Я смотрю на эти лица - кто кем стал теперь, Десять лет назад десятый класс. Каждый выходил в мир через собственную дверь, Кто мог знать, что ждёт снаружи нас?…
Единственное, чего я не мог понять - испортила ли меня средняя школа или, наоборот возвысила. Может быть, произошло и то, и другое, ведь развращение и просвещение часто оказываются неразделимыми.
Мы хотели наслаждаться синим небом, а нас заставляли глядеть на черную доску. Мы задумывались над смыслом жизни, а нас неволили - думай над равнобедренными треугольниками.

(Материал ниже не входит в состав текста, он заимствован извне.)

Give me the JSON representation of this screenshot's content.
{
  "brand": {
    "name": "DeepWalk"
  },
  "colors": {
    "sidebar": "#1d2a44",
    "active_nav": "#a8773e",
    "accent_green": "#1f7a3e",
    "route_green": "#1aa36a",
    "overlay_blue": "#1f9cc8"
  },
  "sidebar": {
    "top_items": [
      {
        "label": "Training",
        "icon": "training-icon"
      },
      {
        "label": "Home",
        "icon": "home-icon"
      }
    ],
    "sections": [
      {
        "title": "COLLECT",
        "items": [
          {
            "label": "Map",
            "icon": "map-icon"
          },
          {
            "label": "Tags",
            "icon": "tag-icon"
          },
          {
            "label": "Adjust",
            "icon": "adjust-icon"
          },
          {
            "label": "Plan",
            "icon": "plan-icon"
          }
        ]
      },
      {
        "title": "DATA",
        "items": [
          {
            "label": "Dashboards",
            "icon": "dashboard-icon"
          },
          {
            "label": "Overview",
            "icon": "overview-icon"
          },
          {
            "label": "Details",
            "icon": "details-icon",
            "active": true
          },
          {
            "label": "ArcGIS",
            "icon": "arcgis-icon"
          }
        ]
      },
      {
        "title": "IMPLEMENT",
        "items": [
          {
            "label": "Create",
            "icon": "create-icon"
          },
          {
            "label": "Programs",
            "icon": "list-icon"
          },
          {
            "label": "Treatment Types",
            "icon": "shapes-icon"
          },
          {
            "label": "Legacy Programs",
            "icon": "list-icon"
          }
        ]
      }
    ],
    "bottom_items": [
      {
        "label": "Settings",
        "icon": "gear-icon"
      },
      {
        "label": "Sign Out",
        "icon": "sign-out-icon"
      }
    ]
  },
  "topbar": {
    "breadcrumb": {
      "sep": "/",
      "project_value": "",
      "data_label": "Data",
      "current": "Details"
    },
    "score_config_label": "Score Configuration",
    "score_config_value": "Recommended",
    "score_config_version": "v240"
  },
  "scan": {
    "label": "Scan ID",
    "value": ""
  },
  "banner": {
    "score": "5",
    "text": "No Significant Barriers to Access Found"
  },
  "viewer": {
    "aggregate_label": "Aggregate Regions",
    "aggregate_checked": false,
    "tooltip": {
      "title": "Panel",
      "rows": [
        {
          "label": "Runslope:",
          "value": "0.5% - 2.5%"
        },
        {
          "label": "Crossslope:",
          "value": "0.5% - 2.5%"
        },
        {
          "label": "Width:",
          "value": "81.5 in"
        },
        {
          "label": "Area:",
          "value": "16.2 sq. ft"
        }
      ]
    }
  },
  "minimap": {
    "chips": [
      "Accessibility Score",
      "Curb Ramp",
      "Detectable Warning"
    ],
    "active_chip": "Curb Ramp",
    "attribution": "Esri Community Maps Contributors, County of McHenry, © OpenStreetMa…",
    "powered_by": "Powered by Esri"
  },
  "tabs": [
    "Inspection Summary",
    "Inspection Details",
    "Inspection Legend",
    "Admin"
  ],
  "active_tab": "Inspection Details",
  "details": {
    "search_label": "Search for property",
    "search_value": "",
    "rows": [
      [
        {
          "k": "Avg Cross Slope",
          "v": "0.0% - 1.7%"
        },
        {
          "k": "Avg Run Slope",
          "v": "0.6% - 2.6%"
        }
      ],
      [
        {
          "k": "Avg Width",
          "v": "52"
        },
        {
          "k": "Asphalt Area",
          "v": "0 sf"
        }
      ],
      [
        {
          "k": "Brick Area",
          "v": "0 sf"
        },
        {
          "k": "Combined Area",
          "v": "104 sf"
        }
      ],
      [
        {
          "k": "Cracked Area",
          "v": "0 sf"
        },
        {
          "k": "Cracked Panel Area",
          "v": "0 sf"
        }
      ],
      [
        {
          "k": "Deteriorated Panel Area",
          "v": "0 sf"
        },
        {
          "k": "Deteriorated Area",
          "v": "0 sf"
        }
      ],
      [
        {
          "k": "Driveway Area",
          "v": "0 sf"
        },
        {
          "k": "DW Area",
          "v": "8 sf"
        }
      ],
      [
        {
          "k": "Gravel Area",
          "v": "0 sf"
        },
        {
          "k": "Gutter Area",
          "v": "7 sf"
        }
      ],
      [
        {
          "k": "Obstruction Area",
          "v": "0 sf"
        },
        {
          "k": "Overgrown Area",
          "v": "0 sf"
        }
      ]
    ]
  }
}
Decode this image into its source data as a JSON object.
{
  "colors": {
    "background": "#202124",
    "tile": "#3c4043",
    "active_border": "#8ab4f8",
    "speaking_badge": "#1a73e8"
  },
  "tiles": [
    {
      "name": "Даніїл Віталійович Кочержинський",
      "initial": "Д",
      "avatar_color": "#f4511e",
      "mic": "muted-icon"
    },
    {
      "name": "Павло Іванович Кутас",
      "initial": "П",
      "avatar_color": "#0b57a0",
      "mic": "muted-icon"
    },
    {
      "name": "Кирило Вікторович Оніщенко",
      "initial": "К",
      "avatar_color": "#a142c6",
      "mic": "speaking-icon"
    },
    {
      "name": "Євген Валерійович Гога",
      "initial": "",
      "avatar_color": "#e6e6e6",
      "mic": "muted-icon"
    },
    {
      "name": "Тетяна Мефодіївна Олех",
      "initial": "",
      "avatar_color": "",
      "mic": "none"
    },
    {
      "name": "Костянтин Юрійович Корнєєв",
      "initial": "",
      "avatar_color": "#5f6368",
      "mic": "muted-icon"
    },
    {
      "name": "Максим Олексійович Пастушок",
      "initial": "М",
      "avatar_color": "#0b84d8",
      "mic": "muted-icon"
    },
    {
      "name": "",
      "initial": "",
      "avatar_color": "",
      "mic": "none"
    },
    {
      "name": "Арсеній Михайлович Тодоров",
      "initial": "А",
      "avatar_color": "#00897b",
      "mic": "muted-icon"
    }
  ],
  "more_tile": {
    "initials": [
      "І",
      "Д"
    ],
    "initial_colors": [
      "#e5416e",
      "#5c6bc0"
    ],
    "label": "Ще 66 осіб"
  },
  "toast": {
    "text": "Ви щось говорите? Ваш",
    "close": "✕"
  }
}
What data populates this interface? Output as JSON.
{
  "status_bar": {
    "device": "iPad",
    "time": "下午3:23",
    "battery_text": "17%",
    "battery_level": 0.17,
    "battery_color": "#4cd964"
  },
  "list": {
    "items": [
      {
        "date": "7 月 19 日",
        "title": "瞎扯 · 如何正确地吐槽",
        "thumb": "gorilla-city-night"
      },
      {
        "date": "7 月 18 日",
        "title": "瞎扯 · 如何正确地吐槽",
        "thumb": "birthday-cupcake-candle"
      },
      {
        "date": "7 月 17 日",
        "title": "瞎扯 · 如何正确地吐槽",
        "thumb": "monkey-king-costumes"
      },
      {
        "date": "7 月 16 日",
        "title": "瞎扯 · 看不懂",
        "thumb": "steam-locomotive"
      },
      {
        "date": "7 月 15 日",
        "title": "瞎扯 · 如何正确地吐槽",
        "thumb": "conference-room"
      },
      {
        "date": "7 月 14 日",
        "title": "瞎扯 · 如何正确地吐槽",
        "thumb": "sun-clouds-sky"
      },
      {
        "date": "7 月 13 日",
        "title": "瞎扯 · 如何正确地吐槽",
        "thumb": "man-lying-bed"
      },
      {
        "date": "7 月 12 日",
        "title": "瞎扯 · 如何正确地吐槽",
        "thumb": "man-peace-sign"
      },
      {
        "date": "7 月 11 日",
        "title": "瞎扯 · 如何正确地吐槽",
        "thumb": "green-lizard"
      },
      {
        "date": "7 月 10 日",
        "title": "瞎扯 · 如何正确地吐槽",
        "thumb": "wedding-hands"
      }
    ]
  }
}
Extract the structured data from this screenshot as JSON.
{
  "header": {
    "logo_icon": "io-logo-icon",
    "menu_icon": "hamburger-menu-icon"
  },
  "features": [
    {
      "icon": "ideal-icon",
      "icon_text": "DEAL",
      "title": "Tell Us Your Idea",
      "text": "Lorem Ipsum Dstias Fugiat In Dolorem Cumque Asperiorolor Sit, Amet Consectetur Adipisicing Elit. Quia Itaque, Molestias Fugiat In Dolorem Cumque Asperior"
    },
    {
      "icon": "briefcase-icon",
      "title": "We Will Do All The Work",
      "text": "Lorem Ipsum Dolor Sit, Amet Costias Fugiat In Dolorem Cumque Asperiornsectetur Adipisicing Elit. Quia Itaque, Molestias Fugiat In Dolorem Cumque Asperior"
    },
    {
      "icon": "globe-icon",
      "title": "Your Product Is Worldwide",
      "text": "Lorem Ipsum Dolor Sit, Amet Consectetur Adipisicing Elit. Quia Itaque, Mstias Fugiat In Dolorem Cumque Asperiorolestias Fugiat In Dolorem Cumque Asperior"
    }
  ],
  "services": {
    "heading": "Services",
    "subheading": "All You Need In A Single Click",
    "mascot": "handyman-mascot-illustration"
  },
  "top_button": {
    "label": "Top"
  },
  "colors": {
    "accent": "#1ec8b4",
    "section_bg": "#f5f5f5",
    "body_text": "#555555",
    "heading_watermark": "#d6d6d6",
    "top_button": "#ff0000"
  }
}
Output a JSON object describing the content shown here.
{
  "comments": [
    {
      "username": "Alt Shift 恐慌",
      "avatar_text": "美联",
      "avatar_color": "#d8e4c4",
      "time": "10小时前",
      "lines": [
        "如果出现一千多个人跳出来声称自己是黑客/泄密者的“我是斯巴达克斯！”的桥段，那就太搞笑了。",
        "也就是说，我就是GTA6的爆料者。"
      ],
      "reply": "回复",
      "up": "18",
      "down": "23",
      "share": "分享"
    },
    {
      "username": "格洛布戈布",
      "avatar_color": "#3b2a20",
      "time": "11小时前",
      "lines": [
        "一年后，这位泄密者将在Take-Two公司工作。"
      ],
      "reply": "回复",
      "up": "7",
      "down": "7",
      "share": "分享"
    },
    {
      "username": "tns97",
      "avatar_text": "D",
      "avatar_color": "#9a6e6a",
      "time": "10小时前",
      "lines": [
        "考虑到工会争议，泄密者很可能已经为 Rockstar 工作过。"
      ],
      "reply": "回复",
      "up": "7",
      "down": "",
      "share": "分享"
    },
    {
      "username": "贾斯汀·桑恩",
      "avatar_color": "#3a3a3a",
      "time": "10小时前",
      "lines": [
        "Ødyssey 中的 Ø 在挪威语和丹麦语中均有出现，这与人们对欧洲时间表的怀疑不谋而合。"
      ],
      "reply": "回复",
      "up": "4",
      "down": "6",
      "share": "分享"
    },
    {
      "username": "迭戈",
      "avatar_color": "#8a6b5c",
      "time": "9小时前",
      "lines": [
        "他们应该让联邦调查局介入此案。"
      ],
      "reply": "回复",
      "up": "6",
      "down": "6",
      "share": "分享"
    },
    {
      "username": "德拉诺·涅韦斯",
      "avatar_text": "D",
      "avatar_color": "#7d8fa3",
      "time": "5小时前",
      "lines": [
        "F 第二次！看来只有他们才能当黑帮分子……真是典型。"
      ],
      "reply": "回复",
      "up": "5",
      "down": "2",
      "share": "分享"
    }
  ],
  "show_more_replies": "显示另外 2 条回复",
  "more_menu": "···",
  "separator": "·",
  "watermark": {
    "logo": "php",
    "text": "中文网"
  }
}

Нам нравилось слушать Владимира Высоцкого, а нас заставляли заучивать ветхозаветное: «Мой дядя самых честных правил» Нас превозносили за послушание и наказывали за непокорность. Тебе, друг Вася, это нравилось, а мне нет! Я из тех, кто ненавидит ошейник с веревочкой…
Быть самым маленьким в классе - это значит: вытирать доску, приносить мел, убирать маты в спортивном зале, складывать баскетбольные мячи в ряд на слишком высокую полку и, что всего хуже, на классных фотографиях сидеть одному в первом ряду по-турецки. Нет пределов унижению, когда учишься в школе.
Мне думалось, что может быть, всякая школа, какая бы она не была, - это печь для моей переплавки, и разжигается она моим собственным огнем: руководители только раздувают этот огонь или гасят его.
Боже мой! В классах сидят не ученики, а самые настоящие обезьяны. Дарвин был наивным мечтателем, я вас уверяю. Какая там эволюция, помилуйте! На одного здравомыслящего у меня целых девять орангутанов.